I shall live by those principles for the rest of my life. If these ideas are wrong, I probably will not have time — or the inclination — to correct them. So I shall put all my eggs (or ego) in one basket and hope for the best.

These thoughts may serve as a model for like-minded seekers who are, in spite of appearances that promise gloom and doom, optimistic that, individual by individual, a critical mass may be created that will avert disaster and grant us a do over.

The observations presented are far from original and derive from sources too numerous to credit. My acknowledgement and apologies to all belief systems and individuals — religious, philosophical or otherwise.

If I’m Wrong — I’m Toast!

First and foremost, I accept ownership of and responsibility for every thought/experience that has entered my consciousness from the moment my soul was born. Since I can perceive reality only through my personal mechanism, all of my conclusions belong solely to me. Yours belong to you, though since we are all connected, this is a pointless point.
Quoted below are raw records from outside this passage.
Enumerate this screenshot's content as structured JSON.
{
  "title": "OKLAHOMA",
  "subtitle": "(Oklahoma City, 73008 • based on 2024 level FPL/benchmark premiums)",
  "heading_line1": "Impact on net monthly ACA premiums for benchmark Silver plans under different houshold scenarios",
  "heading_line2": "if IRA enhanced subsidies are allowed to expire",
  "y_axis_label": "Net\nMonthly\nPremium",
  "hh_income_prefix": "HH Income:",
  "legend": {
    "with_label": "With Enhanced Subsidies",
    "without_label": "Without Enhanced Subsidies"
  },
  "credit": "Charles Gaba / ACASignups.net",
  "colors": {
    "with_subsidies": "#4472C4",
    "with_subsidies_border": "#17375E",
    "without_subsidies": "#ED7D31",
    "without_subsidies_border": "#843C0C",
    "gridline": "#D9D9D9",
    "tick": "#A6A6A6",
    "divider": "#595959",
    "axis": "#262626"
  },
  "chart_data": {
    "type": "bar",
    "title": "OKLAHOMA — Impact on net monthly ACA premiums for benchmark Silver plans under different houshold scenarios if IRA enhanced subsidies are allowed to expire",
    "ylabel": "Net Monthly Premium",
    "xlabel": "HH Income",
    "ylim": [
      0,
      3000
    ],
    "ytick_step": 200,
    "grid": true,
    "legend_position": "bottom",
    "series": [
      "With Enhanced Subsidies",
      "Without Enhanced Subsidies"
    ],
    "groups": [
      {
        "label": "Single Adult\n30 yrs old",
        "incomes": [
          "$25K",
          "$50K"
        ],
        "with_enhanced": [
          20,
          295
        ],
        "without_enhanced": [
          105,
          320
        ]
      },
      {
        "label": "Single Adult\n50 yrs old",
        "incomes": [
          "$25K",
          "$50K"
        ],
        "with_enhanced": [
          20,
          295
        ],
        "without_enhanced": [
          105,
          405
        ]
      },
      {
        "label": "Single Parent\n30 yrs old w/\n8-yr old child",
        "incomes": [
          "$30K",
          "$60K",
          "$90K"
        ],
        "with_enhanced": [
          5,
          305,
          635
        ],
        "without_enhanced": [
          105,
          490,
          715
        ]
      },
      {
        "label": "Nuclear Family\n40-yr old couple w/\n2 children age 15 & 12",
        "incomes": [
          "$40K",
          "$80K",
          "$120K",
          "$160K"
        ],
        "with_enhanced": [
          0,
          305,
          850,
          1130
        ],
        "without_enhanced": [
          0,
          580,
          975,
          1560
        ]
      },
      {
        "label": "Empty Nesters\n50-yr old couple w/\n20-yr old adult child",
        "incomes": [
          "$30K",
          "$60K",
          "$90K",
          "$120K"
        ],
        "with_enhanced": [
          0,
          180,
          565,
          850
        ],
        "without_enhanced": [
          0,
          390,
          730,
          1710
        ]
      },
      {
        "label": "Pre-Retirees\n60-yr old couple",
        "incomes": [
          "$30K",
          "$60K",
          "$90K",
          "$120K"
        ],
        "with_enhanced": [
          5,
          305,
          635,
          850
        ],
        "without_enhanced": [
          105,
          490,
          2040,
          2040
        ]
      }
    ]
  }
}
This requisite is similar to the conditions for a happy marriage. (On this point my track record would certainly disqualify me as an authority.) Nonetheless, in any successful relationship between two or more people there is an additional partner. Besides those that are directly involved there is an overall unifying Entity — The Marriage. The Partnership. The Organization.

I am suggesting that, for survival, individuals and institutions place consideration of the welfare of the whole above their personal and group agendas.

Because my memory is flawed, I usually choose to tell the truth as I see it. This is the simplest and most effective way to keep my stories straight.

So here are 12 tips worth testing (in no particular sequence of importance except for the last).

    1. Every unkind act is a cry for love.
  • No one repeats any action unless there is a payoff — positive or negative — conscious or not.

 

  • We have precious little control, if any, over our lives. Instead we have choice and discernment.

 

  • Life would be meaningless were it not for faith in an intelligent power that knows all and adores us anyway. Sort of like a tough-love parent who says punishment hurts him/her more than it hurts us. REALLY?

 

  • No one ever does anything for anyone unless there is benefit to the benefactor, even if it is only the feeling of self approval.

 

  • Mankind’s misguided actions spring from fear for safety/survival, desire for approval/acceptance, absence of control and an underlying terror of being abandoned by God.

 

  • Mankind can do no more than cope with circumstances, usually ineptly, without the intervention of a higher, wiser and merciful power who alone can transmute our mistakes and their memories from endless replaying.

 

  • Every obstacle is an opportunity for learning. Rock bottom is a firm foundation on which to build.

 

  • Our greatest challenges/challengers are our greatest teachers.

 

  • It would be impossible for a human being to fault another if that very trait were absent in their own perception. When judgment is present, it is a reflection of and/or remembrance of guilt.

 

  • Wherever attention goes, manifestation tends to follow. Be very careful what you want.

 

  • To obtain a reprieve from an endless sentence of imbedded patterns, it is imperative that we assume total responsibility for our errors, have real regret, ask for forgiveness from others, forgive ourselves, give thanks nonstop for our many blessings and place our lives in alignment with Love.

 

This is the elegant solution that heals from the heart — in preparation for a revitalized, more peaceful happy life.

I think newly, clearly, truly! And so it is!

I wish to thank all my sources of inspiration, the most influential of which have been “A Course in Miracles,” Ihaleakala Hew Len, Ph.D., teacher of Ho’oponopono and Lester Levenson, founder of The Sedona Method.

Above all, I am most grateful for direct communication from headquarters.